The unique roof comprises sets of interlocking vaulted concrete ‘shells’ set upon a vast terraced platform and surrounded by terraced areas that function as pedestrian concourses. The two main halls are arranged side by side, with their long axes, slightly inclined from each other, generally running north-south. The auditoria face south, away from the harbour with the stages located between the audience and the city. The Forecourt is a vast open space from which people ascend the stairs to the podium. The Monumental Steps, which lead up from the Forecourt to the two main performance venues, are a great ceremonial stairway nearly 100 metres wide.

The vaulted roof shells were designed by Utzon in collaboration with internationally renowned engineers Ove Arup & Partners with the final shape of the shells derived from the surface of a single imagined sphere. Each shell is composed of pre-cast rib segments radiating from a concrete pedestal and rising to a ridge beam. The shells are faced in glazed off-white tiles while the podium is clad in earth-toned, reconstituted granite panels. The glass walls are a special feature of the building, constructed according to the modified design by Utzon’s successor architect, Peter Hall.

The history surrounding the design and construction of the building became as controversial as its design. In 1956 the NSW Government called an open-ended international design competition and appointed an independent jury. The competition brief provided broad specifications to attract the best design talent in the world; it did not specify design parameters or set a cost limit. The main requirement of the competition brief was a design for two performance halls, one for opera and one for symphony concerts. Reputedly rescued from a pile of discarded submissions, Jørn Utzon’s winning entry created great community interest and the NSW Government’s decision to commission Utzon as the sole architect was unexpected, bold and visionary.

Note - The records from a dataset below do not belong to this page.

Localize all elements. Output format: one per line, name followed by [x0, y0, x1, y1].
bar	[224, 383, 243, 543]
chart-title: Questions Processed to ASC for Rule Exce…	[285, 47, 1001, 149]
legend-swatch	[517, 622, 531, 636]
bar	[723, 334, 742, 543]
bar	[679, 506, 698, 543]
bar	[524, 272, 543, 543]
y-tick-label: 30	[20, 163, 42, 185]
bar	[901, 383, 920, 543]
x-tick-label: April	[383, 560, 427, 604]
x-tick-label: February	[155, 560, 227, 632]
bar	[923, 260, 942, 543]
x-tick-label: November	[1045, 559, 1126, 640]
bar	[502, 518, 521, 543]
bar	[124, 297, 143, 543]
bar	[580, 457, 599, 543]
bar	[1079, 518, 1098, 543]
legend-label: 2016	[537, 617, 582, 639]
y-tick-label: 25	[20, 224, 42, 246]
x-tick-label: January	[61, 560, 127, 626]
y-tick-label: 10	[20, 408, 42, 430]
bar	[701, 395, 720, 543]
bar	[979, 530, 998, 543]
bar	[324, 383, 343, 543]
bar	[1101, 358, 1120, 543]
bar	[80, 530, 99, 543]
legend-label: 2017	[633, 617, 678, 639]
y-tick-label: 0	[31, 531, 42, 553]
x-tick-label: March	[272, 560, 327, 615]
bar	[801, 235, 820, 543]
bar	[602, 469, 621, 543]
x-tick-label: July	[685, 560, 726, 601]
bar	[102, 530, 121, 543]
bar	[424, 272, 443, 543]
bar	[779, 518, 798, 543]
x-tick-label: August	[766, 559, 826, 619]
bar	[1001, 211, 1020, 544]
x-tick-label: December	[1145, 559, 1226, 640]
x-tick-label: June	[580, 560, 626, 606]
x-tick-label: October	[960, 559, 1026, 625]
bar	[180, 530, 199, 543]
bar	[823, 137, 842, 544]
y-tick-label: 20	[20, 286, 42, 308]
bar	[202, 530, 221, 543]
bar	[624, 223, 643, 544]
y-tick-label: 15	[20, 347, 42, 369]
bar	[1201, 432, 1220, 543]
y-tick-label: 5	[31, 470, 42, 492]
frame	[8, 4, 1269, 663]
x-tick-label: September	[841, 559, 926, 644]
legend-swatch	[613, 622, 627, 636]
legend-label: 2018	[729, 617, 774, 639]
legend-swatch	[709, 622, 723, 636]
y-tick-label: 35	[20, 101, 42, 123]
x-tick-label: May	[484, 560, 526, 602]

Design and construction were closely intertwined. Utzon’s radical approach to the construction of the building fostered an exceptional collaborative and innovative environment. The design solution and construction of the shell structure took eight years to complete and the development of the special ceramic tiles for the shells took over three years. The project was not helped by the changes to the brief. Construction of the shells was one of the most difficult engineering tasks ever to be attempted. The revolutionnary concept demanded equally revolutionary engineering and building techniques. Baulderstone Hornibrook (then Hornibrook Group) constructed the roof shells and the interior structure and fit-out.

At the behest of the Australian Broadcasting Commission (ABC) the NSW Government changed the proposed larger opera hall into the concert hall because at the time, symphony concerts, managed by the ABC, were more popular and drew larger audiences than opera. Cost overruns contributed to the public criticism and a change of government caused in 1966 Utzon to resign, street demonstrations and professional controversy. Peter Hall supported by Lionel Todd and David Littlemore in conjunction with the then NSW Government Architect, Ted Farmer completed the glass walls and interiors including adding three previously unplanned venues underneath the Concert Hall on the western side.

Opened by Queen Elizabeth II on October 20, in 1973, new works were undertaken between 1986 and 1988 to the land approach and Forecourt under the supervision of the then NSW Government Architect, Andrew Andersons, with contributions by Peter Hall. For the futureIn 1999, Jørn Utzon was re-engaged as Sydney Opera House architect to develop a set of design principles to act as a guide for all future changes to the building. These principles reflect his original vision and help to ensure that the building’s architectural integrity is maintained.